Uma Devi, an advocate and researcher, quotes the various provisions of the Constitution and refers to case law in detail to illustrate how lack of supervision could result in subjectivity and excesses. She is incensed over prolonged detention of suspects that precedes both investigation and trial. A human rights supporter, Uma Devi is disappointed that despite claims of the use of science and technology, investigation is still painfully slow, causing undue hardship to those held in custody. This is a reasonable complaint. But here the police investigator alone is not culpable. Forensic laboratories are equally guilty for their tardy responses to the investigator.

She is highly critical of punitive detention and its limitations. In her view, crime control is best done through prevention rather than penalising the delinquent. While one cannot question the fundamentals of her advocacy, she sounds quite superficial in making assertions that need support in terms of research.

Jinee Lokaneeta’s work also covers misdeeds of the state, especially the widely prevalent practice of torture in liberal democracies. She takes up the U.S. and India for her study and explores how real are the claims that both nations have abjured violence against prisoners and have punished delinquent state officials. Despite President Barack Obama’s assurance during a speech (December 2, 2009) on Afghanistan that he had already prohibited torture and was determined to close down Guantanamo Bay, torture remains a topic of discussion in the country through the many court cases that are in progress.

The Indian scene is not very different. No major scandals may have been unearthed in the recent past. But then, there is an uneasy feeling that the barbaric practice of maltreatment of crime suspects or perceived terrorists exists in a subtle form in many police establishments. The legitimacy of violence perpetrated by the state machinery is something that is difficult to get away from. Although the executive in liberal democracies draws up a distinction between what is permissible and what is not, especially when security agencies have to deal with mob violence and terrorism, the line of distinction is thin, leading to condemnable violation of human rights. Jinee Lokaneeta’s work is incisive, and it pulls no punches when stating that liberal democracies are not very much better than dictatorial regimes. This conclusion may be disturbing but is one that cannot be wished away.

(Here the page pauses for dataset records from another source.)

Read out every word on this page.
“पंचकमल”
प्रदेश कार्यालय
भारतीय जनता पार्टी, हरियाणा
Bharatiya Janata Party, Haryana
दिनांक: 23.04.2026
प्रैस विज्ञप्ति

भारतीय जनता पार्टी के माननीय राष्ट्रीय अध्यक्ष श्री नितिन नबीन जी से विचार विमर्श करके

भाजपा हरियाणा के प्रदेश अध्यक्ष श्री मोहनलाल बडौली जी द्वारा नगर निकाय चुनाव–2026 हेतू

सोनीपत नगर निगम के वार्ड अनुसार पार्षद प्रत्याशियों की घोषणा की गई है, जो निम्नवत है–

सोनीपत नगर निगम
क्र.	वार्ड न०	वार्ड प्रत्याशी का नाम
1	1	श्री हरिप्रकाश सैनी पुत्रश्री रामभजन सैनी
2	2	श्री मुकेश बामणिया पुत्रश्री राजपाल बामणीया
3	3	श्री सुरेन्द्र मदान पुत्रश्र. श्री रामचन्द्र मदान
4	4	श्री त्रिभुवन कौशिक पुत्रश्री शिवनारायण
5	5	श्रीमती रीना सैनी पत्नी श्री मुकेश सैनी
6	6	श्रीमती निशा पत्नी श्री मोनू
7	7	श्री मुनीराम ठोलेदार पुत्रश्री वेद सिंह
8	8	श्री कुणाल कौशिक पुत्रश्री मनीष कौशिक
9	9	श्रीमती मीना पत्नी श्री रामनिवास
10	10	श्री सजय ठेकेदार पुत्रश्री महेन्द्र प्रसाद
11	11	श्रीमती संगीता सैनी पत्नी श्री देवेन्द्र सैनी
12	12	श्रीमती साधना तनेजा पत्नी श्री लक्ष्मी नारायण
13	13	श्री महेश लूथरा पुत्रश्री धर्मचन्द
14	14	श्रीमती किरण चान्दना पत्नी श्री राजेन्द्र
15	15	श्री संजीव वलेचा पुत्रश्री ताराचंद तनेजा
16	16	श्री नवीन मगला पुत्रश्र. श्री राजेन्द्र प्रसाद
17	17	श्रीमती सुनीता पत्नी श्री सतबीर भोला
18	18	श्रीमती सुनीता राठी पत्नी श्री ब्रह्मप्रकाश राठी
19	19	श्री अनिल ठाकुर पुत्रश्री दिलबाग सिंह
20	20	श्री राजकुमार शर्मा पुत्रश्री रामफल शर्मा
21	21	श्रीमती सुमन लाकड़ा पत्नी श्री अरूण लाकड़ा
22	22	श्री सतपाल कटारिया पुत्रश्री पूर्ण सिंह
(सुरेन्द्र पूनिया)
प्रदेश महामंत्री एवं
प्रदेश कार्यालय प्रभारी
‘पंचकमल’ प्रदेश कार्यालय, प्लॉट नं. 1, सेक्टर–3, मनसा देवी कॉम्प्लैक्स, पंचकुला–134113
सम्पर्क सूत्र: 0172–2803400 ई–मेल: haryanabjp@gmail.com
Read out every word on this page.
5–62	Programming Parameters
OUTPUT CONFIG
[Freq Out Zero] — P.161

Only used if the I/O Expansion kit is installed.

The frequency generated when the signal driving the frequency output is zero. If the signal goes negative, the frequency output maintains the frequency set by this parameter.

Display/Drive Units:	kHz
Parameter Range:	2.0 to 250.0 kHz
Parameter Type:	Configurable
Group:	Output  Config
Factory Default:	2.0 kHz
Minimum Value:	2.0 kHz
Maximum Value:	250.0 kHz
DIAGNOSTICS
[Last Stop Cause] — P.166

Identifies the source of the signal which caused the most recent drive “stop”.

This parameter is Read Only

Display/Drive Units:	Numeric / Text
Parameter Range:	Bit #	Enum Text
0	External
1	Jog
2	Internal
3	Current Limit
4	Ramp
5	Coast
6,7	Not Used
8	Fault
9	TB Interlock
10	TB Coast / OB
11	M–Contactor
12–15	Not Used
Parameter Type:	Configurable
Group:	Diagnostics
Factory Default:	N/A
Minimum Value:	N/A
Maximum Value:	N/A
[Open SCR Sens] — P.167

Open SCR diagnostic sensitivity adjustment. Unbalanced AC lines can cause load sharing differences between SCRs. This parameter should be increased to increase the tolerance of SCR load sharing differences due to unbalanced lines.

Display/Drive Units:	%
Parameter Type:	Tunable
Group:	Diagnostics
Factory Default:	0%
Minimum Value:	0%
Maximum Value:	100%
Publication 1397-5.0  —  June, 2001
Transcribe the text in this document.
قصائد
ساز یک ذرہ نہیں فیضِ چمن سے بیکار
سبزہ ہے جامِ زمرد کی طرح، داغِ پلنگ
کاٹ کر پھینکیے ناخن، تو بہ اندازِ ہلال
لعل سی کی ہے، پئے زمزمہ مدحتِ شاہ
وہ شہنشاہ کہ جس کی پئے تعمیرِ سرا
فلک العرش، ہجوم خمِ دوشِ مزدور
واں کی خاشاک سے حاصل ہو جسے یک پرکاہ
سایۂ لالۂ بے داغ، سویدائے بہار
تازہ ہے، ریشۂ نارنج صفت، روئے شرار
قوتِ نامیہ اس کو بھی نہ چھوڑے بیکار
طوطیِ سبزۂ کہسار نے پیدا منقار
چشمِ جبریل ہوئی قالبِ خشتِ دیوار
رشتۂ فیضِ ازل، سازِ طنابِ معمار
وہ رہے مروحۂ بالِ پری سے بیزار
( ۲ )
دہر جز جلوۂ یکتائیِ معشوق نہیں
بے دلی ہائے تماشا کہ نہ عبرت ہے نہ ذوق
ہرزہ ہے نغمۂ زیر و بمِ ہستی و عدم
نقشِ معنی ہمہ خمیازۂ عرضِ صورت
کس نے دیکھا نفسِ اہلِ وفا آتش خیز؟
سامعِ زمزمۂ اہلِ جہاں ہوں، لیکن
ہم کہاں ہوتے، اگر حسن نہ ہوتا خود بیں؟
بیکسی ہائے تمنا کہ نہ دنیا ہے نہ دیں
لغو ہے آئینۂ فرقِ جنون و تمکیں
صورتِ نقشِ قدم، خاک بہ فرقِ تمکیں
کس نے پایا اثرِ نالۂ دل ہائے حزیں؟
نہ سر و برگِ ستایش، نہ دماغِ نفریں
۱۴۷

India has a long way to go in checking state abuse of hapless citizens. Only transparency in governance can mitigate the situation. The big question is, how does one go about this at a time when urban crime is becoming more and more dangerous and terrorism is at the doorstep of every citizen? Issuing more ordinances and creating new legislation by the month will be no answer. Unison of mind and dedicated team work between the polity and the citizenry may be the only answer.

R.K. Raghavan is a former Director of the Central Bureau of Investigation.